For drugs approved by randomized, controlled trials (RCTs), researchers analyzed design, time of patient accrual, control arm, and primary endpoint. Standard of care was determined by evaluating the literature and published guidelines one year prior to the start of trial enrollment.

Researchers considered the control arm suboptimal if restrictions were placed on the practitioner’s choice of a control drug that excluded a recommended agent; if the control drug was specified but was not the recommended agent; if the approach that was followed was not normally used in clinical practice; or if an earlier RCT showed that the control agent used in the trial was inferior to another alternative.

More than 15% of approvals based on trials with suboptimal controls

Of the 96 anticancer approvals, 16 (17%) were based on RCTs with suboptimal control arms. “When the threshold for determining the standard of care therapy was extended to two years prior to start of accrual of an RCT of interest, 14 of the 16 clinical trials had control arms considered suboptimal,” the researchers noted.

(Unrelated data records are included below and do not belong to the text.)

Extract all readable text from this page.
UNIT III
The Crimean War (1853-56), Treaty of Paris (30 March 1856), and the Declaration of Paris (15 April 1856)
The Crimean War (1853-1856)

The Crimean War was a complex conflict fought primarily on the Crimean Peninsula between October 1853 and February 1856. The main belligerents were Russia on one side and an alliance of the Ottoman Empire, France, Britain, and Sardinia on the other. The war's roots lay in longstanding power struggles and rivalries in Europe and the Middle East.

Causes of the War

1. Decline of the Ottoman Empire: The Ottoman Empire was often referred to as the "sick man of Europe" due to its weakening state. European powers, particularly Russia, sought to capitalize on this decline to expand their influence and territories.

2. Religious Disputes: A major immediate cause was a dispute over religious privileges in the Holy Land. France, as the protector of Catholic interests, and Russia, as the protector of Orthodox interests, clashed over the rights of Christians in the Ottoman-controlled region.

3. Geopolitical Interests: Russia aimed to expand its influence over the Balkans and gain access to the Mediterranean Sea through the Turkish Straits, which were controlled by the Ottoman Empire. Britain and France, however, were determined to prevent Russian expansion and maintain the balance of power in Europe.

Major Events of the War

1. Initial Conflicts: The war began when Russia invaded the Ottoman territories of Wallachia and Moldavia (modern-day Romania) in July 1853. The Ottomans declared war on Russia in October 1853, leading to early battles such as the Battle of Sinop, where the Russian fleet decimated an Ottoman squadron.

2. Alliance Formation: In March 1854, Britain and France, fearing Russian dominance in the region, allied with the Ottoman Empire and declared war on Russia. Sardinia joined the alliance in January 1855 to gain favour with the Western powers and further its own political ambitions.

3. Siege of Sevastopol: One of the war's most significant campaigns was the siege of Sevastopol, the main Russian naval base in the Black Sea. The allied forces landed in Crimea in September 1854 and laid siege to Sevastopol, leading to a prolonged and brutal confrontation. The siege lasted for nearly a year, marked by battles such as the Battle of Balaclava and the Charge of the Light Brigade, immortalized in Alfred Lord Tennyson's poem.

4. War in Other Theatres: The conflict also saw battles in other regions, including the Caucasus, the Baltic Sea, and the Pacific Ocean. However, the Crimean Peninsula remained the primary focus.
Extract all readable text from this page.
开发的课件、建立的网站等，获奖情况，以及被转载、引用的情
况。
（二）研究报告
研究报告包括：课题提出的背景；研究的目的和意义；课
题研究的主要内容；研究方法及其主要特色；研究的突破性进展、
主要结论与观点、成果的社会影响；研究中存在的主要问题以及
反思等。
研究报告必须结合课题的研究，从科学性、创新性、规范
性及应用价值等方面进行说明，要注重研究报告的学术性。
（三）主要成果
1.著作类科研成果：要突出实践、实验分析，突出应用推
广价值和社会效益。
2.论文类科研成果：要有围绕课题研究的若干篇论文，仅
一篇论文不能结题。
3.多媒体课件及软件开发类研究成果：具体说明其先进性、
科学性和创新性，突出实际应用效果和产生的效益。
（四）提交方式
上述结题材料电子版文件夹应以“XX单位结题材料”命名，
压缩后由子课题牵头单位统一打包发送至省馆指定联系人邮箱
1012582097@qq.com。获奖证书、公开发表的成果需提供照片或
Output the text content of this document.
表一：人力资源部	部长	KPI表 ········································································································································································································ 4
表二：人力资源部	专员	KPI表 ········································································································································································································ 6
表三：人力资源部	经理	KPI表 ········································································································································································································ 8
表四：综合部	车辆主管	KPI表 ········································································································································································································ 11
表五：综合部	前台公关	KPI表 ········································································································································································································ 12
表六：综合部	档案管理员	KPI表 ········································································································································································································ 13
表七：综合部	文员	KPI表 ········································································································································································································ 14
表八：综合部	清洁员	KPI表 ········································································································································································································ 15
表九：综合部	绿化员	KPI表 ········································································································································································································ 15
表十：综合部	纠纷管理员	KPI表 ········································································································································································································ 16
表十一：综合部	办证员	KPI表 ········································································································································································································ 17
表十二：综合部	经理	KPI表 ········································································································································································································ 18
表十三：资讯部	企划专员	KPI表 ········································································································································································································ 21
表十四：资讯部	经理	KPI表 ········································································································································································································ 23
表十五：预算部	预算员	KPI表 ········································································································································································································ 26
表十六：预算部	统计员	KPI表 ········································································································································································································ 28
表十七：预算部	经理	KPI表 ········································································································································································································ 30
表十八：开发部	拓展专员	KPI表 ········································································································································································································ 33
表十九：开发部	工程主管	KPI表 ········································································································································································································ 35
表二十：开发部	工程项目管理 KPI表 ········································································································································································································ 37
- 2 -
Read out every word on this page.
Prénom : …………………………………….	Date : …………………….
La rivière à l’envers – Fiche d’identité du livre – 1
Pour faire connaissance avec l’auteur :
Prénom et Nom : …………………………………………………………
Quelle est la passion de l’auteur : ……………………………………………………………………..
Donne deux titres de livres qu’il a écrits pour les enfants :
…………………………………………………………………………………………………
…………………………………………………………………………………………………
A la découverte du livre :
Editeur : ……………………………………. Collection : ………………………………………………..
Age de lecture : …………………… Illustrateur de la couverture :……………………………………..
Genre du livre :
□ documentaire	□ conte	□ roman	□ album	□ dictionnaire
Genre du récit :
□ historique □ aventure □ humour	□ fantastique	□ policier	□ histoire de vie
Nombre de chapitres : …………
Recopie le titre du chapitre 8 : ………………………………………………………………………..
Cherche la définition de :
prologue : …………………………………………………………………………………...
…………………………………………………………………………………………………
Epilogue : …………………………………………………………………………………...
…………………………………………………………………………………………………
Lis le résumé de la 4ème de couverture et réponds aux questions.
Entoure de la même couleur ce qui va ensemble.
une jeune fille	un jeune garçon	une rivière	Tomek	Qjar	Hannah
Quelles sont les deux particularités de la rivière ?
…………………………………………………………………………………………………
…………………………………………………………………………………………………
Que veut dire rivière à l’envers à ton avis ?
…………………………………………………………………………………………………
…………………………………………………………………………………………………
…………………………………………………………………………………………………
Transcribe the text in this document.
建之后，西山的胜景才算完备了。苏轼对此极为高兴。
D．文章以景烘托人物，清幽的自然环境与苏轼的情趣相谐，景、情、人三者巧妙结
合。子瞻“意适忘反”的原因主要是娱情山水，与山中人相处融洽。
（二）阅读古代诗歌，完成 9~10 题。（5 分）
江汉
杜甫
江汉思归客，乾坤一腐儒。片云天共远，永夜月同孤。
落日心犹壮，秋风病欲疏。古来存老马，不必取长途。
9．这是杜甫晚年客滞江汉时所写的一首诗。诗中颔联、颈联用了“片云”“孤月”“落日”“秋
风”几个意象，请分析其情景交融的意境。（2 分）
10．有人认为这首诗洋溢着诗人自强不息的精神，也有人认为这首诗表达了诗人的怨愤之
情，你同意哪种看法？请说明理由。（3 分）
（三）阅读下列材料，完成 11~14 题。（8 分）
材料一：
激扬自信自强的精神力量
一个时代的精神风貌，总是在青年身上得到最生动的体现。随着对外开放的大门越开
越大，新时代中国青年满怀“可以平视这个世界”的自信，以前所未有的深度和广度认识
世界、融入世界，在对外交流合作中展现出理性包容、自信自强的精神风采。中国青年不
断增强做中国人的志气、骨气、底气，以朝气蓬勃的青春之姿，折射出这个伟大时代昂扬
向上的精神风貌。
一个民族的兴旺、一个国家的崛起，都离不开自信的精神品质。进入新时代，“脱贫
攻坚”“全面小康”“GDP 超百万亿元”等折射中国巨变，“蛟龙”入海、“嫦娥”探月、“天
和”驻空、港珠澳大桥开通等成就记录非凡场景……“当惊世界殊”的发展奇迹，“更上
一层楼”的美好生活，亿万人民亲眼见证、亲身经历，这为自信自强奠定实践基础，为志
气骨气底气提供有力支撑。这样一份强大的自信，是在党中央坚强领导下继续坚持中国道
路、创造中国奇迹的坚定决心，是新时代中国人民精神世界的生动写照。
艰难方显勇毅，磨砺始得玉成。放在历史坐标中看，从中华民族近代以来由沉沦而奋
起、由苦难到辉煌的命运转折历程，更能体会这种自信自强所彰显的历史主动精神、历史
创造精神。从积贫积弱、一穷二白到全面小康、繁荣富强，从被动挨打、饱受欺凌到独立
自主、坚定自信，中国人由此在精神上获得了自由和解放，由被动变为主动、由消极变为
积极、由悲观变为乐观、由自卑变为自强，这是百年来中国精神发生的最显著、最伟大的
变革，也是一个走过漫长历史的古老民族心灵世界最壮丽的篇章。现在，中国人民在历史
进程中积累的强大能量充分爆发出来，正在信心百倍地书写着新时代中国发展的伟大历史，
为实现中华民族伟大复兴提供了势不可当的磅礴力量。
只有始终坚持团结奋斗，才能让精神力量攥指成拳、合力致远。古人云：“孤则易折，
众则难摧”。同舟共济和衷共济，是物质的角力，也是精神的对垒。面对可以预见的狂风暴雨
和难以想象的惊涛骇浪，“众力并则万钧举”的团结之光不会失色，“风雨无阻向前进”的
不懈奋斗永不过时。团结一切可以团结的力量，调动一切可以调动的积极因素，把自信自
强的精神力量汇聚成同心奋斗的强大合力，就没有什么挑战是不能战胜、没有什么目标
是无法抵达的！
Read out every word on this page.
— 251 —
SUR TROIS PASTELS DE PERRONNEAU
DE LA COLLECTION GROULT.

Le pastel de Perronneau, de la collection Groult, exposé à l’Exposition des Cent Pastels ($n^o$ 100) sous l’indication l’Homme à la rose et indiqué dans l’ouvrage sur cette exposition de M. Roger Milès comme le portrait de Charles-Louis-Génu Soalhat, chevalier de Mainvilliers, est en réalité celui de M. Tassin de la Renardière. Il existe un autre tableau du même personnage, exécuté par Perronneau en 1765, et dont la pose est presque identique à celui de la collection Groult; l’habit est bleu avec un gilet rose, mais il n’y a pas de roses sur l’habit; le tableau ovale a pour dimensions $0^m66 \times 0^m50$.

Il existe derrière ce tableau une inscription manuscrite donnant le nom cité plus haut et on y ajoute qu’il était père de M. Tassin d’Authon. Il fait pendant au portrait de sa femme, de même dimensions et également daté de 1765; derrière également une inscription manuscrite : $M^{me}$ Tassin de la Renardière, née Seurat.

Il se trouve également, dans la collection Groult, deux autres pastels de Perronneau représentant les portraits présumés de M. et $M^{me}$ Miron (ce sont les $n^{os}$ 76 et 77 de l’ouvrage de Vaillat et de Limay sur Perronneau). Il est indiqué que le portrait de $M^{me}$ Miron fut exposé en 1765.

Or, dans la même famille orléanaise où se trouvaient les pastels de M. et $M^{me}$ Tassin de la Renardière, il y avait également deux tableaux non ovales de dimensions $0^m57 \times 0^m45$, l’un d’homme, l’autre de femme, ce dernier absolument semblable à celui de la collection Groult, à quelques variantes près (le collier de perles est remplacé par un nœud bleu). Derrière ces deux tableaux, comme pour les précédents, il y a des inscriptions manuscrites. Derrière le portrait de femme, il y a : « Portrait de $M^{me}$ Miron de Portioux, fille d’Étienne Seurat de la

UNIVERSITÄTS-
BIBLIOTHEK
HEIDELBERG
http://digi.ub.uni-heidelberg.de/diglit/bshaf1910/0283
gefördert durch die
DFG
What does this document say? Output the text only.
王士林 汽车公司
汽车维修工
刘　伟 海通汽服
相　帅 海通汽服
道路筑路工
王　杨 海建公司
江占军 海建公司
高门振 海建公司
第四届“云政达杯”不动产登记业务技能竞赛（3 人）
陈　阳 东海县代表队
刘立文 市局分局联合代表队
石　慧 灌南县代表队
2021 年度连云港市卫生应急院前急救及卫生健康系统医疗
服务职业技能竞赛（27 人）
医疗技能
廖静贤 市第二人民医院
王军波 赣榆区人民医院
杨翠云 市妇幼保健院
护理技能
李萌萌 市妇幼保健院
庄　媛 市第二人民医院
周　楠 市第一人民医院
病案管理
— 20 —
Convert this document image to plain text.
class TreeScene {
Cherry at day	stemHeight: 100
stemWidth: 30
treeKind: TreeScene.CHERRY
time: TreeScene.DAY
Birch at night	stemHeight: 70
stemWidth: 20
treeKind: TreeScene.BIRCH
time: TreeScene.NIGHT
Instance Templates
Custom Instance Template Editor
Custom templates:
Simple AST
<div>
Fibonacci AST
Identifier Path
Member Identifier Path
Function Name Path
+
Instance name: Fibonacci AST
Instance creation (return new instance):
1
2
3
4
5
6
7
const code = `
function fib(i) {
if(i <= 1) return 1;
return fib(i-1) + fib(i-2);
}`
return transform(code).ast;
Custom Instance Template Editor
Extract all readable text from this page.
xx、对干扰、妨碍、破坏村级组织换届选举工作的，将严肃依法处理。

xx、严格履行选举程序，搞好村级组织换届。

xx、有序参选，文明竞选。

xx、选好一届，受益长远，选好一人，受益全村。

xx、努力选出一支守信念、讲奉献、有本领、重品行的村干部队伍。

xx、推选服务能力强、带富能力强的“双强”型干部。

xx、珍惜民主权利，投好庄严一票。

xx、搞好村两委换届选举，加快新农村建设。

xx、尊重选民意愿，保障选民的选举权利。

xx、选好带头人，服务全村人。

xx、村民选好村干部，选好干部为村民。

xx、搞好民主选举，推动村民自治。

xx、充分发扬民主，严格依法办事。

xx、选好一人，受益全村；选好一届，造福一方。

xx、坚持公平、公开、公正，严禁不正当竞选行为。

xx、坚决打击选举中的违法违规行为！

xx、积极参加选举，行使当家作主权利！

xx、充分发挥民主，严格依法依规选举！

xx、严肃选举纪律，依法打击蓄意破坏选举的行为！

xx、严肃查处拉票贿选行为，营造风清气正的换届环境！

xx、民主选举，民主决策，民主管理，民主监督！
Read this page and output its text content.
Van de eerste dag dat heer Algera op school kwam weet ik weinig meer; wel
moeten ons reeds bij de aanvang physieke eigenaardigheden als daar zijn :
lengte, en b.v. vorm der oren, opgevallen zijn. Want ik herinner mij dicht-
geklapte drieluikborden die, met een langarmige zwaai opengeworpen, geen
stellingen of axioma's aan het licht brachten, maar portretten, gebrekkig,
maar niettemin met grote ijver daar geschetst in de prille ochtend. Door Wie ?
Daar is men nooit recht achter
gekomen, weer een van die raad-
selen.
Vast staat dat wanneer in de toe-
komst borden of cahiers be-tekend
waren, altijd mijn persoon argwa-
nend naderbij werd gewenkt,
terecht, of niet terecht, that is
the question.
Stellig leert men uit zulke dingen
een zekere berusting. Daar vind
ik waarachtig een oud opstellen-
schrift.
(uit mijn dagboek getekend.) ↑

Four trials (25%) omitted active treatment in the control arm by limiting investigator’s choice, 10 trials (63%) omitted active treatment in the control arm by using a control agent known to be inferior to other available agents or not allowing combinations, and two trials (13%) used a previously used treatment in the control arm with a known lack of benefit associated with re-exposure. For the majority (69%) of the trials, progression-free survival was the primary endpoint.

In addition, just one trial was conducted in the United States, as the other 15 were international trials. Fourteen trials led to a regular approval and two led to an accelerated approval.

“The choice of control arm should be optimized to ensure that new anticancer agents being marketed are truly superior to what most clinicians would prescribe outside a clinical trial setting,” the authors concluded.